Дезик — детское имя Самойлова, навсегда закрепившееся за ним в среде его друзей. Войну он начал пулеметчиком, скоро был тяжело ранен осколками мины и после госпиталя с трудом, благодаря помощи Ильи Эренбурга, добился возвращения на фронт, на этот раз разведчиком, и прошел войну до конца. Однажды он мне сказал, что среди всех наград (у него были и медали, и ордена, и Государственная премия) он дороже всего ценит знак “Отличный разведчик”. Лотман прошел всю войну в артиллерии, от первого до последнего дня, с учебником французского языка в вещмешке. Двадцать второе июня сорок первого года он встретил в Белоруссии, недалеко от границы, где проходил службу по призыву, и испытал, по его словам, чувство облегчения. В дружбу с Гитлером он не верил, и теперь враз кончились политинформации, назначения в бессмысленные наряды и наряды вне очереди, а началось серьезное дело. Он осознал, что теперь все зависело от него, говорил Юрий Михайлович. От него и от таких, как он.
Мне удалось их познакомить. Самойлов был одним из самых аккуратных моих корреспондентов; при этом обычно в письмах он перемежал прозу стихами. Начинал прозой, а потом переходил на стихи: стихами писать ему было проще. Вот трехстишия сонета, в котором он однажды обрисовал мне свою жизнь.
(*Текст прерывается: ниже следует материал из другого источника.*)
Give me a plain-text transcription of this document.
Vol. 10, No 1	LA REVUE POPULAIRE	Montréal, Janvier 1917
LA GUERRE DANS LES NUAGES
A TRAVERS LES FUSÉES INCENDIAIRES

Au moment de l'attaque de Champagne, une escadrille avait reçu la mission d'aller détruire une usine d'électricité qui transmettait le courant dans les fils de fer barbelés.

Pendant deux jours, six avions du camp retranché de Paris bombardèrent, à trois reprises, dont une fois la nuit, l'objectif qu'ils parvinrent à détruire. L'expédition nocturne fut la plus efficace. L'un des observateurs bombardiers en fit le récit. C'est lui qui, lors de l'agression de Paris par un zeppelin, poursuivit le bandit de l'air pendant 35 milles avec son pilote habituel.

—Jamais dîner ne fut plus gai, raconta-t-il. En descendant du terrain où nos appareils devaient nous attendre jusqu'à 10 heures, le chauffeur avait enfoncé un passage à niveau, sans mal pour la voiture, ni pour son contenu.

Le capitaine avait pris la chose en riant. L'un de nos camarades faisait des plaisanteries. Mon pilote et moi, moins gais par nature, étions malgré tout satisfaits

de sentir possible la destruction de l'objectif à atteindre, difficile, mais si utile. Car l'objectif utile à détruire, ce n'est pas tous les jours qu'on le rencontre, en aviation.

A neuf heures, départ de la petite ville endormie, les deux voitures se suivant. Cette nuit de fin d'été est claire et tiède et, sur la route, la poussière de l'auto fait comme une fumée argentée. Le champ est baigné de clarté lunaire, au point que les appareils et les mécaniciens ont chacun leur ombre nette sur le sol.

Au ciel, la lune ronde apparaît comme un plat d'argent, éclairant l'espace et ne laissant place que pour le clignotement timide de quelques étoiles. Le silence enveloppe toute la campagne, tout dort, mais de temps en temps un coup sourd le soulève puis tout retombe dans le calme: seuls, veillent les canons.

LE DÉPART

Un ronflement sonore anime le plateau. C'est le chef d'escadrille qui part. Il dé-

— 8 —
Я был в Москве и в Ленинграде.
Там выступал при всем параде.
Я слышал Лотмана в ИМЛИ.
Ученые ему внимали
И, может быть, не понимали,
Взаправду нужен он им ли.
А был случай, когда они даже совместно участвовали в одном научном заседании. В Тартуском университете моя ученица защищала диссертацию о истории русской рифмы. Обязанности официальных оппонентов приняли на себя Лотман и Сапогов. А Самойлов по моей просьбе приехал из Пярну и выступил на защите в поддержку моей ученицы в качестве неофициального оппонента как крупнейший знаток русской рифмы. Защита, при участии таких специалистов, таких личностей, прошла блистательно.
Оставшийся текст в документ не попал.